Before I forget, here's some fun goodies I sent along--2 fat quarters (who doesn't like more fabric--ha ha, I sound like that commerical "who doesn't want more cash"), some of my favorite chocolates, and the book Zakka Style which is full of lovely projects.
Okay, back to the quilt. I decided, after much debating on patterns to go with a wonky or liberated log cabin style. (We were to incorporate one of the following blocks into the design: flying geese, log cabin, churn dash, drunkard's path and New York Beauty; and have a total of six blocks minimum, plus not use any white/cream solids.) My partner loves contemporary quilts, so I thought she'd like that. There are a total of 20 blocks ranging between 3.5 inches and around 5 inches long (all are 4 inches wide). I used a no-show mesh stabilizer as a foundation to sew the fabric to--an idea I got from the book String Quilt Revival. I found the stabilizer both on the authors' website and at Nancy's Notions.
I really wanted to try an all solids quilt after reading through City Quilts by Cherri House. After some thorough "stalking", I was inspired by images of the area where my partner lives. The landscape is stunning when all the wildflowers come out! So, I selected some colors from the multitude of wildflowers, keeping with the warm, yellow-based tones that my partner seems to prefer.
|Here are the blocks arranged but not sewn together yet. You can see bits of the white foundation mesh where the fabric is floating up.|
I made a pieced label incorporating the fabrics from the front.

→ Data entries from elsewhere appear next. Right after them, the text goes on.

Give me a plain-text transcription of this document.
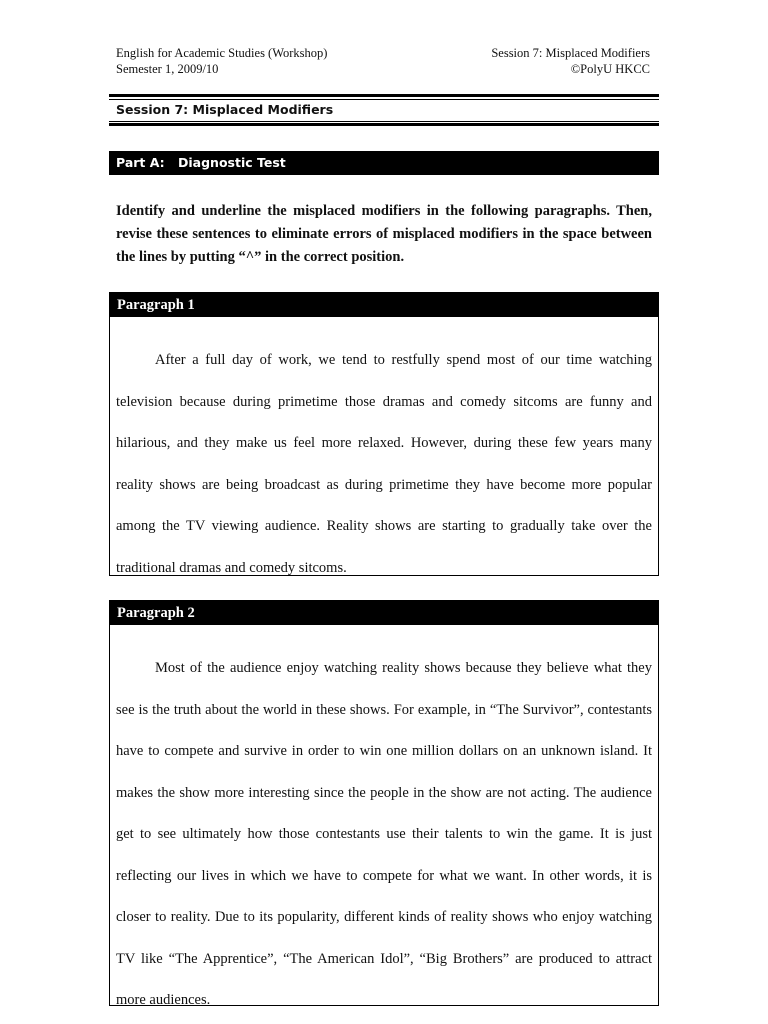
English for Academic Studies (Workshop)
Semester 1, 2009/10
Session 7: Misplaced Modifiers
©PolyU HKCC
Session 7: Misplaced Modifiers
Part A: Diagnostic Test
Identify and underline the misplaced modifiers in the following paragraphs. Then, revise these sentences to eliminate errors of misplaced modifiers in the space between the lines by putting “^” in the correct position.
Paragraph 1
After a full day of work, we tend to restfully spend most of our time watching television because during primetime those dramas and comedy sitcoms are funny and hilarious, and they make us feel more relaxed. However, during these few years many reality shows are being broadcast as during primetime they have become more popular among the TV viewing audience. Reality shows are starting to gradually take over the traditional dramas and comedy sitcoms.
Paragraph 2
Most of the audience enjoy watching reality shows because they believe what they see is the truth about the world in these shows. For example, in “The Survivor”, contestants have to compete and survive in order to win one million dollars on an unknown island. It makes the show more interesting since the people in the show are not acting. The audience get to see ultimately how those contestants use their talents to win the game. It is just reflecting our lives in which we have to compete for what we want. In other words, it is closer to reality. Due to its popularity, different kinds of reality shows who enjoy watching TV like “The Apprentice”, “The American Idol”, “Big Brothers” are produced to attract more audiences.
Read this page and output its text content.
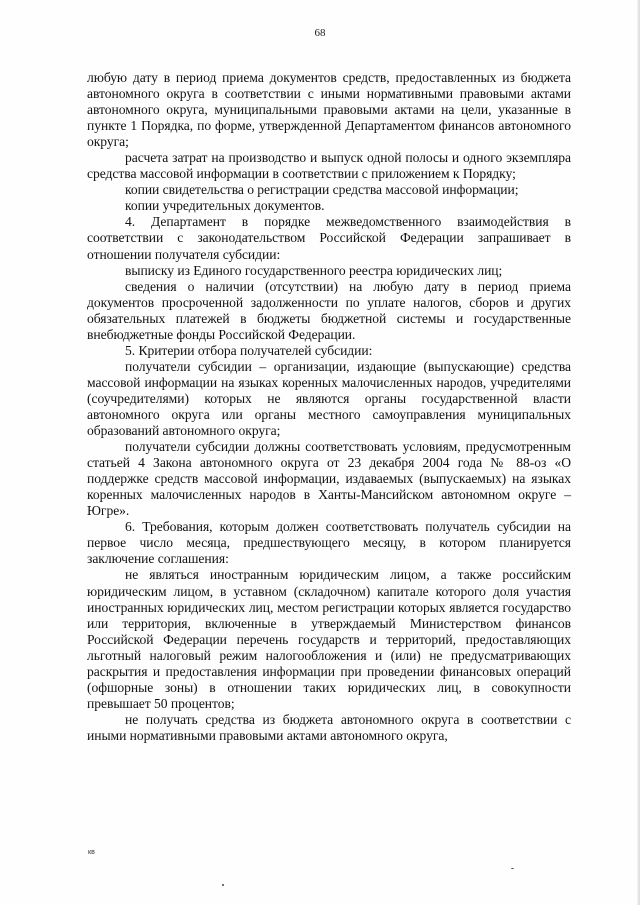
68

любую дату в период приема документов средств, предоставленных из бюджета автономного округа в соответствии с иными нормативными правовыми актами автономного округа, муниципальными правовыми актами на цели, указанные в пункте 1 Порядка, по форме, утвержденной Департаментом финансов автономного округа;

расчета затрат на производство и выпуск одной полосы и одного экземпляра средства массовой информации в соответствии с приложением к Порядку;

копии свидетельства о регистрации средства массовой информации;

копии учредительных документов.

4. Департамент в порядке межведомственного взаимодействия в соответствии с законодательством Российской Федерации запрашивает в отношении получателя субсидии:

выписку из Единого государственного реестра юридических лиц;

сведения о наличии (отсутствии) на любую дату в период приема документов просроченной задолженности по уплате налогов, сборов и других обязательных платежей в бюджеты бюджетной системы и государственные внебюджетные фонды Российской Федерации.

5. Критерии отбора получателей субсидии:

получатели субсидии – организации, издающие (выпускающие) средства массовой информации на языках коренных малочисленных народов, учредителями (соучредителями) которых не являются органы государственной власти автономного округа или органы местного самоуправления муниципальных образований автономного округа;

получатели субсидии должны соответствовать условиям, предусмотренным статьей 4 Закона автономного округа от 23 декабря 2004 года № 88-оз «О поддержке средств массовой информации, издаваемых (выпускаемых) на языках коренных малочисленных народов в Ханты-Мансийском автономном округе – Югре».

6. Требования, которым должен соответствовать получатель субсидии на первое число месяца, предшествующего месяцу, в котором планируется заключение соглашения:

не являться иностранным юридическим лицом, а также российским юридическим лицом, в уставном (складочном) капитале которого доля участия иностранных юридических лиц, местом регистрации которых является государство или территория, включенные в утверждаемый Министерством финансов Российской Федерации перечень государств и территорий, предоставляющих льготный налоговый режим налогообложения и (или) не предусматривающих раскрытия и предоставления информации при проведении финансовых операций (офшорные зоны) в отношении таких юридических лиц, в совокупности превышает 50 процентов;

не получать средства из бюджета автономного округа в соответствии с иными нормативными правовыми актами автономного округа,

кв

|That's right--no peeking! It's a secret swap until it arrives!|
|The back is quilted with a 100% cotton multi-color Coats & Clark machine quilting thread that blends from red to orange to green. It is a 50 weight thread. It gave me no trouble in the bobbin.|
I love how this turned out! Creating this quilt was a lot like using crayons--there were no prints to distract the eye or hide in. The design, while simple in idea, actually took a bit of thought and planning so that the colors and shapes all played nicely together. The quilting was kept simple so as not to compete with all the lines of color, but add its own dimension too. Contemporary quilts always look so simple to me, but having finished this little one, I can honestly say there's a whole lot more that goes into their design. I think there might just be a few more contemporary quilts in my future!